Veteran quarterback steadies Cincinnati’s attack despite 27–18 loss to the Packers, giving the Bengals a reason to believe better days are ahead
The scoreboard showed another loss, but for the first time in weeks, the Cincinnati Bengals walked off the field with something to build on. Joe Flacco, making his first start for the team, gave the offense life in Sunday’s 27–18 loss to the Green Bay Packers — and maybe a little hope that the season isn’t lost just yet.
Flacco looked exactly like what he is: a 40-year-old veteran with a steady hand and nothing to prove. His stat line wasn’t gaudy — 29 completions on 45 attempts for 219 yards and two touchdowns — but the impact went beyond numbers. He brought poise to a huddle that had been grasping for answers since Joe Burrow went down with a turf toe injury.

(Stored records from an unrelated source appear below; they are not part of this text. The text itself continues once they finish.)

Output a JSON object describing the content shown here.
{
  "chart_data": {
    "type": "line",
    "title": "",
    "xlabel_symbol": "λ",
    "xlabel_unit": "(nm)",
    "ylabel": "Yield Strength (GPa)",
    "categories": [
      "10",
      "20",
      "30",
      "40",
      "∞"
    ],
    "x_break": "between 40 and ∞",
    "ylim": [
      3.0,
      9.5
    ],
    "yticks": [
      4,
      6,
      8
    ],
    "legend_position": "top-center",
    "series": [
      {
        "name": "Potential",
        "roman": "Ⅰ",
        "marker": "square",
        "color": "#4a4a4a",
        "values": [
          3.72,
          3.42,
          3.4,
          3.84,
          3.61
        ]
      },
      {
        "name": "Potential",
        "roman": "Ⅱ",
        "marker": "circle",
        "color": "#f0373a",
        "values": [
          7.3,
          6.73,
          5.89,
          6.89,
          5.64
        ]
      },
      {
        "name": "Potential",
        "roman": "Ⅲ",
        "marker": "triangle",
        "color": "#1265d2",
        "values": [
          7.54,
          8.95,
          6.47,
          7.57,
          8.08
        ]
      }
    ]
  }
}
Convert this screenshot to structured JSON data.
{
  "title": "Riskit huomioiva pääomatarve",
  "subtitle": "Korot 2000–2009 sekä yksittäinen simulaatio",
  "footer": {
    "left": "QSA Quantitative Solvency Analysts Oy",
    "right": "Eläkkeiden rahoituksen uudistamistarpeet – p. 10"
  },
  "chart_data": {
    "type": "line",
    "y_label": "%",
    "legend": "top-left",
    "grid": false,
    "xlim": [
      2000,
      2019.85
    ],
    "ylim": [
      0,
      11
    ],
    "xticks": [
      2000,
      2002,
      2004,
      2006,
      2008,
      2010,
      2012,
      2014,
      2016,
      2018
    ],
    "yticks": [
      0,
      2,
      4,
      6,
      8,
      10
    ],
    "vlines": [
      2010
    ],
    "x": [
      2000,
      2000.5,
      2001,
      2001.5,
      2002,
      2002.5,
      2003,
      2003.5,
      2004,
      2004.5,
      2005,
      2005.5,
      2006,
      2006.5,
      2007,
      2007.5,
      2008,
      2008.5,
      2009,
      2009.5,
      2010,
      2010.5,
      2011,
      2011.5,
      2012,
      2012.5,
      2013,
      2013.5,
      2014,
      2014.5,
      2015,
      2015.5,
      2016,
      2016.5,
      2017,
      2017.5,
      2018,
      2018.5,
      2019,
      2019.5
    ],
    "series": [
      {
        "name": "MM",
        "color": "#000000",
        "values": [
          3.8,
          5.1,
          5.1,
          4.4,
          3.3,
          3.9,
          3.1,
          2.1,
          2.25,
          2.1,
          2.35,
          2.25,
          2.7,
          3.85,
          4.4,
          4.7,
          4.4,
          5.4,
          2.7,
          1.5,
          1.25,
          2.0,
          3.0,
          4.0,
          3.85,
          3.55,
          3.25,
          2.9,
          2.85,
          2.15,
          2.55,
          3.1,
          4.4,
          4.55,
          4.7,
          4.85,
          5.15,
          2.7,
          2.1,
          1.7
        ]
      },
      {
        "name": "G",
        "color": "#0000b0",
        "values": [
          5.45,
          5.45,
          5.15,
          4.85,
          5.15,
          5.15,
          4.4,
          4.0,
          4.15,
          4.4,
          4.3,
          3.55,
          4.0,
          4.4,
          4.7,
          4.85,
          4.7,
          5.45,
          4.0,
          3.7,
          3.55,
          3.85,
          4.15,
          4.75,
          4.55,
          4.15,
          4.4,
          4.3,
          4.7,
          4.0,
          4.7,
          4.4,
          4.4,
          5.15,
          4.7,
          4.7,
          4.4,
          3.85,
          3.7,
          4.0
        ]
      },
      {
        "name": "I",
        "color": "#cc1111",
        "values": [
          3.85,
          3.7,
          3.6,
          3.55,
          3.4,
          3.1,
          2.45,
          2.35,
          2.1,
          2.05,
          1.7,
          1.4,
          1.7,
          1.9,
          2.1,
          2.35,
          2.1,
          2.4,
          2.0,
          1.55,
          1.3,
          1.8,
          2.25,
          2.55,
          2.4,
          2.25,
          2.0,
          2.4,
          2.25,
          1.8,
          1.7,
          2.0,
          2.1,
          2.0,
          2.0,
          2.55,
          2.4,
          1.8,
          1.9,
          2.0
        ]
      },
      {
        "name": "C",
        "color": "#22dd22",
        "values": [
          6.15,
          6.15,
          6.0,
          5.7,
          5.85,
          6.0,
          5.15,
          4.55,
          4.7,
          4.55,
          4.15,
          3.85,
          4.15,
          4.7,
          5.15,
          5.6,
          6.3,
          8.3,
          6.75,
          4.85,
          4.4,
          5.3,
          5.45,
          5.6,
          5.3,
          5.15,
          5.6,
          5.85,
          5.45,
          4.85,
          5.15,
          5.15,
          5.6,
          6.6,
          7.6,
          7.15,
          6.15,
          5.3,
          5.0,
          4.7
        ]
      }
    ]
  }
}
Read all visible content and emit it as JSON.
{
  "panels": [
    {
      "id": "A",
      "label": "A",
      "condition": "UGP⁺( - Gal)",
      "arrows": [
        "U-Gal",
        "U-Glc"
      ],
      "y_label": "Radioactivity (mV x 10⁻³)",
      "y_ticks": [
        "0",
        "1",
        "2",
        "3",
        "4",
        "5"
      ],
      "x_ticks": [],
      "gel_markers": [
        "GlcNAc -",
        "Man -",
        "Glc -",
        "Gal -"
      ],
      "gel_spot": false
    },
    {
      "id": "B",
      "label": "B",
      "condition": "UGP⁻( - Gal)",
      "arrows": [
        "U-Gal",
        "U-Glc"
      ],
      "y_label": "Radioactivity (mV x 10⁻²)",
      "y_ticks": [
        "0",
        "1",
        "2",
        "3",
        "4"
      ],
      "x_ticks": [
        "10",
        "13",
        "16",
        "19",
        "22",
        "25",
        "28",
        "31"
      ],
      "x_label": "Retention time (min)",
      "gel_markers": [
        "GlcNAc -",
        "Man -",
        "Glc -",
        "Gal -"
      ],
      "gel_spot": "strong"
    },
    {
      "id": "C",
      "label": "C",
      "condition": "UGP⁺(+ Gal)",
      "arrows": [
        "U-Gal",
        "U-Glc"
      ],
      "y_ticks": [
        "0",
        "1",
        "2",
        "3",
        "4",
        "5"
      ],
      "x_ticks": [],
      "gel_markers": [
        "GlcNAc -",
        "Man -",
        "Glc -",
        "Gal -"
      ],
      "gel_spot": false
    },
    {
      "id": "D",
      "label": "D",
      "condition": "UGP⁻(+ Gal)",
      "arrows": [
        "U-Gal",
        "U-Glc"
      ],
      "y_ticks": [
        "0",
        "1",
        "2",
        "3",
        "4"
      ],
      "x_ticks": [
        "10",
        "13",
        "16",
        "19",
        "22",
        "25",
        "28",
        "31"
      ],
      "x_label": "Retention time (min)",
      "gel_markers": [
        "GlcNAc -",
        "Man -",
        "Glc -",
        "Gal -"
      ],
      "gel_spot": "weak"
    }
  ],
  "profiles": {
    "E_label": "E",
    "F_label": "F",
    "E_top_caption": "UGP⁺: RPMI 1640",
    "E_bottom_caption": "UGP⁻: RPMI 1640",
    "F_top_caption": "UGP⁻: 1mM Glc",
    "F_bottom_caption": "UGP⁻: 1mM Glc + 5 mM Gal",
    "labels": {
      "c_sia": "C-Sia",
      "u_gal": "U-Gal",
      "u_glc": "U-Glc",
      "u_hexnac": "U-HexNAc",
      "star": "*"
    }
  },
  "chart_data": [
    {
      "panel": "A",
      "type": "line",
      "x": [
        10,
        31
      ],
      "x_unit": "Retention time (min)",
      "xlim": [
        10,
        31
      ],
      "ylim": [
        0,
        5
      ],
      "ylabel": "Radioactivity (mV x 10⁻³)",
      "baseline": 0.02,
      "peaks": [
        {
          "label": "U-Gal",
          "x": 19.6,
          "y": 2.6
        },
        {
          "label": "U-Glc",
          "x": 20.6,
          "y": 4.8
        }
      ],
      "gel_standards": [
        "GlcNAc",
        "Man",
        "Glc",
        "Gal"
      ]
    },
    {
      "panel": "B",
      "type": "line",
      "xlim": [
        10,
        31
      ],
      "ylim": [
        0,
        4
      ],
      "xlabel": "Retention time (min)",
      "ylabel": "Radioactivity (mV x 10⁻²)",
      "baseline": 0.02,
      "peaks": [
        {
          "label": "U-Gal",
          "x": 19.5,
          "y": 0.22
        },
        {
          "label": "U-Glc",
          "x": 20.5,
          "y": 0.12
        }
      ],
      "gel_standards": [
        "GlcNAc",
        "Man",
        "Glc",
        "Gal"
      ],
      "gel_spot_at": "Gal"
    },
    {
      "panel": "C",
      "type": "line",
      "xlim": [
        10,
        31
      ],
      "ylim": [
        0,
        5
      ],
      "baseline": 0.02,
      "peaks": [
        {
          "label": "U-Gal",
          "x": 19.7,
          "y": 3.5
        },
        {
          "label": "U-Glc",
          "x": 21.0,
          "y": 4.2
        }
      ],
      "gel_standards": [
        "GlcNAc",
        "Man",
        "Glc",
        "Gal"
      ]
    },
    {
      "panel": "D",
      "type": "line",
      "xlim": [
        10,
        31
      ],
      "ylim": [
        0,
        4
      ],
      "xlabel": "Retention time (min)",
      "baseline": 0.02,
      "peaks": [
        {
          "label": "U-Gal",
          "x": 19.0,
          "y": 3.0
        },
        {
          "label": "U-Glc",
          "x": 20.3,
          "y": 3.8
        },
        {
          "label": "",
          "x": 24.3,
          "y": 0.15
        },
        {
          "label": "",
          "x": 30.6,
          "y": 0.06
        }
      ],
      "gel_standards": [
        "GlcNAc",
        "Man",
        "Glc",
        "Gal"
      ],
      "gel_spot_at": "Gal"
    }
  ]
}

The Bengals started slow, again. Their first half was a mess of short possessions and missed assignments, producing zero points and barely 60 yards of offense. But when Flacco took the field to start the third quarter, something shifted. He operated with rhythm, getting the ball out quickly and reading the field like a seasoned pilot guiding a turbulent plane back to level flight.
On the opening drive of the half, he engineered a 17-play, 75-yard touchdown march — Cincinnati’s longest drive of the season. The possession chewed nearly nine minutes off the clock and ended with a short touchdown pass to tight end Tanner Hudson on fourth down. The sequence wasn’t flashy, but it was textbook Flacco: calm, efficient, deliberate.
Later, he connected with Ja’Marr Chase for a 19-yard touchdown that pulled the Bengals within striking distance late in the fourth quarter. It was the kind of throw — high, precise, perfectly placed — that only comes from a quarterback who trusts his arm and his receiver. Chase looked like himself again, working the boundary and creating mismatches.
The Packers closed the game with a field goal to seal it, but for the Bengals, the bigger story was what happened in between the whistles. The offense looked organized. The tempo was consistent. The mistakes were manageable. For a team that had been lost on offense, that’s real progress.
Head coach Zac Taylor said afterward that Flacco’s command was evident from the start. You could see it in how the linemen reacted to his adjustments, how receivers leaned in during the huddle, and how the sideline responded after that first touchdown. Leadership can’t be measured in yards or points, but Cincinnati clearly felt it.
There’s a lot still to fix. The running game remains an issue — just 55 yards on the ground won’t cut it in this league — and the offensive line continues to have lapses in protection. The Bengals also can’t afford to keep spotting opponents entire halves before finding rhythm.
But there’s a difference between dysfunction and growing pains, and Sunday’s loss felt like the latter. The Bengals now have a quarterback who can manage the offense, protect the football, and make the defense respect the pass again.
Flacco doesn’t have to be Burrow. He just has to stabilize the offense, get the ball to Chase and Tee Higgins, and sustain drives. He did all three in his first start. His experience showed — he recognized coverages, moved defenders with his eyes, and hit his checkdowns without hesitation. For an offense that’s been forcing plays, that kind of decisiveness is a breath of fresh air.
The Bengals won’t get style points for finding optimism in a loss, but it’s hard to deny what Flacco brought: composure, leadership, and rhythm. Cincinnati looked like a team capable of competing again.
If the Bengals can build on that — if they can start faster, run more efficiently, and keep Flacco upright — this offense can stay functional until Burrow returns. Sunday didn’t solve everything, but it offered proof that the Bengals’ season might not be over.
Flacco’s first outing wasn’t perfect. It didn’t need to be. It just needed to show the Bengals a way forward — and for the first time in weeks, they found one.